Harnessing Electronic Health Record Data for Earlier Autism Detection

Signs of autism can hide in plain sight, but a Duke University School of Medicine study shows machine learning may help spot them. 

An autism screening tool could predict likelihood of autism within one month of birth using routine medical information found in a child’s electronic health records (EHRs), according to a Duke study published Feb. 2 in JAMA Network Open

Researchers found nearly half of autistic children could be identified at 30 days by scanning EHRs for specific patterns of health care use, including visits for neurological and gastrointestinal issues and early autism-related conditions such as problems with sleep and vision.  

“We have substantial information about who is most likely to be diagnosed with autism and we have that information very early in a child’s life,” said lead study author Matthew Engelhard, MD, PhD, assistant professor in the Department of Biostatistics and Bioinformatics.  

“The screening tool did a very good job of distinguishing a child’s likelihood of being diagnosed with autism later on even among children with co-occurring neurodevelopmental conditions, including attention deficit hyperactivity disorder (ADHD),” he said. 

An estimated 1 in 44 children have autism spectrum disorder and health care providers often use the Checklist for Autism in Toddlers (M-CHAT) to reach the diagnosis.  

The EHR-based screening tool was comparable to the M-CHAT administered for children ages 18 to 24 months, and the tool’s accuracy improved further by age 1.  

The study findings suggest that combining EHR information with caregiver surveys could improve the accuracy of early autism screening, enabling families to gain more timely access to early support and services. 

“Early detection of autism is important so children can begin services and therapies as soon as possible,” said senior study author Geraldine Dawson, PhD, clinical psychologist and director of the Duke Center for Autism and Brain Development. “Access to such services has been shown to improve children’s outcomes.” 

Although autism can be diagnosed by 18-24 months using tools such as the M-CHAT, the median age of diagnosis is much later at 50 months, implying that most autistic children are still identified too late to fully benefit from early therapy.  

For the study, researchers used EHR data from 45,080 children, including 924 who met the autism criteria.  

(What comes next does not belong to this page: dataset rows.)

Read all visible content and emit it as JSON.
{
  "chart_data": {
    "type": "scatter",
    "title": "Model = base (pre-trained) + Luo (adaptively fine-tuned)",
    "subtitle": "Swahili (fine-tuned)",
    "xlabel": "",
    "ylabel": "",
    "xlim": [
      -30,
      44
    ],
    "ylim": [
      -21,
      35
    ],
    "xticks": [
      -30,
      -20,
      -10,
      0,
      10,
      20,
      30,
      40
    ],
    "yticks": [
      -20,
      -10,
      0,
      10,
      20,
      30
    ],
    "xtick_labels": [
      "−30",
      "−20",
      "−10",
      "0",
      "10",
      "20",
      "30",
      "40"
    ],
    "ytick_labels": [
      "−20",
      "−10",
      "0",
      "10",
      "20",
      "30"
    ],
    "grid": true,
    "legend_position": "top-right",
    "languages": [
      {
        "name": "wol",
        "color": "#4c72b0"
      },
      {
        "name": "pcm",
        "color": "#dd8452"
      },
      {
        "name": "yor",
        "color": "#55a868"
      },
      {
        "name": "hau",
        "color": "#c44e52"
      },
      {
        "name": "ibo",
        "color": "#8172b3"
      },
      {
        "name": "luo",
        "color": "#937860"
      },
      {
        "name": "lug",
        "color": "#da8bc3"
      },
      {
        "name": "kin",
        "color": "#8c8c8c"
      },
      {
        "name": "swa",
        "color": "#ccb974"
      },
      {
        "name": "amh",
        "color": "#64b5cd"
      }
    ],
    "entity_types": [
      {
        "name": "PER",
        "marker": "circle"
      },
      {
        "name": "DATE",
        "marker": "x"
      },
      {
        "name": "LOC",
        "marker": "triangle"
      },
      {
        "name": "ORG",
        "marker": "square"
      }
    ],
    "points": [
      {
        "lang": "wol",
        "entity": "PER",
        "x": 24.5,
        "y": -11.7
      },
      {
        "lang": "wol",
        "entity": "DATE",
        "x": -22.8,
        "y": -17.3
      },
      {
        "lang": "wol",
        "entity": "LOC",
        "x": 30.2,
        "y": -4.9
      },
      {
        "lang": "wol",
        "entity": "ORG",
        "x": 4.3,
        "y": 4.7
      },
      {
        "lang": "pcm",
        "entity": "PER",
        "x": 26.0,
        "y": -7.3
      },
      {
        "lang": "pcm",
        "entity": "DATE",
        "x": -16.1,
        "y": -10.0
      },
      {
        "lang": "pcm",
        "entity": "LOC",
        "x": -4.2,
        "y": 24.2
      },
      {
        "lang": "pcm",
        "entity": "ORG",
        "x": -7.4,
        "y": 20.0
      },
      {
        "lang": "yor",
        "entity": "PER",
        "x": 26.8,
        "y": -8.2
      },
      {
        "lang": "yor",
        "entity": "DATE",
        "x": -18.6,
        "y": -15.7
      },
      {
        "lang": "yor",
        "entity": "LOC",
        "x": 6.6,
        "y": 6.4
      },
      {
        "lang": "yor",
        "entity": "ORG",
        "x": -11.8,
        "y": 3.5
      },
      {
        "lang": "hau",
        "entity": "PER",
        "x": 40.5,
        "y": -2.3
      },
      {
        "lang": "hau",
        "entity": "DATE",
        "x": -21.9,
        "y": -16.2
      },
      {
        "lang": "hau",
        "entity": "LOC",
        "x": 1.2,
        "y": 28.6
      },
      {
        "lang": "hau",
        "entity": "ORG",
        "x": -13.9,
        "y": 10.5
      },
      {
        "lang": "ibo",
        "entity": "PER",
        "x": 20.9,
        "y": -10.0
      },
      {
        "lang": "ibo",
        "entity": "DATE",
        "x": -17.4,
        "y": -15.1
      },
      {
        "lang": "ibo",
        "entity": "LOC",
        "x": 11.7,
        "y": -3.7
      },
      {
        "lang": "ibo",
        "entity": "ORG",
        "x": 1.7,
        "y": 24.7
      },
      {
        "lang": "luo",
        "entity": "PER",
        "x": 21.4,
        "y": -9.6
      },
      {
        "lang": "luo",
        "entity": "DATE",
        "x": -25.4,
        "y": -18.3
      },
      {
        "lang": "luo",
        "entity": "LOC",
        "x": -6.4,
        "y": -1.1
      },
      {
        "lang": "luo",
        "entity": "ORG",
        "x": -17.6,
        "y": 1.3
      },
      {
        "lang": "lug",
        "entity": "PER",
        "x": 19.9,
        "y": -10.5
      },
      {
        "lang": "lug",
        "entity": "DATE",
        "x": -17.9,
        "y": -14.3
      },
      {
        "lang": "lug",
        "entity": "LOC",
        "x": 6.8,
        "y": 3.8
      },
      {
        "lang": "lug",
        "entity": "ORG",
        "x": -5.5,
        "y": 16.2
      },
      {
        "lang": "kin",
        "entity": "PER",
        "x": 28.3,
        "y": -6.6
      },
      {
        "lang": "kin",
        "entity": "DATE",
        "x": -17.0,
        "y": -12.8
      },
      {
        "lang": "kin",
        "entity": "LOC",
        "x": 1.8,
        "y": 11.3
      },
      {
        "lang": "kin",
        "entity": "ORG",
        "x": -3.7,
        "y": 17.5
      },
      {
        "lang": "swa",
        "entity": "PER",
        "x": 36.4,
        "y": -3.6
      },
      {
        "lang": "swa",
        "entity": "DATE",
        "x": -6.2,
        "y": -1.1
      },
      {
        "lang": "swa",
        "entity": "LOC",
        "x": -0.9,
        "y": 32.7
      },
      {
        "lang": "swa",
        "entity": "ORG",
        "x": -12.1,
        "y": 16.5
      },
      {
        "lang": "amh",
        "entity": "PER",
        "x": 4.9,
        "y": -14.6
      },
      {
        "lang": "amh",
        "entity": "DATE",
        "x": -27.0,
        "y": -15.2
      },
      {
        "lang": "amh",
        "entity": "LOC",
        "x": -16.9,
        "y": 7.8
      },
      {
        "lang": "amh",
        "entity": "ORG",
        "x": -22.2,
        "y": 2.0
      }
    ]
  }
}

The machine learning algorithm was developed “to detect patterns in health records that a single doctor would not be able to see unless they were spending hours churning through each individual patient’s chart,” Engelhard said.  

However, the autism predictive tool can only be applied if EHR data are available for the first year of life. 

Study authors say the screening tool needs further testing before it is put into providers’ hands. Researchers are exploring how to incorporate the predictive algorithm into routine clinical care at Duke Health. 

The National Institute of Child Health and Development funded the study (P50HD093074), with additional support from a National Institute of Mental Health grant (ROIMH121329) awarded to Dawson.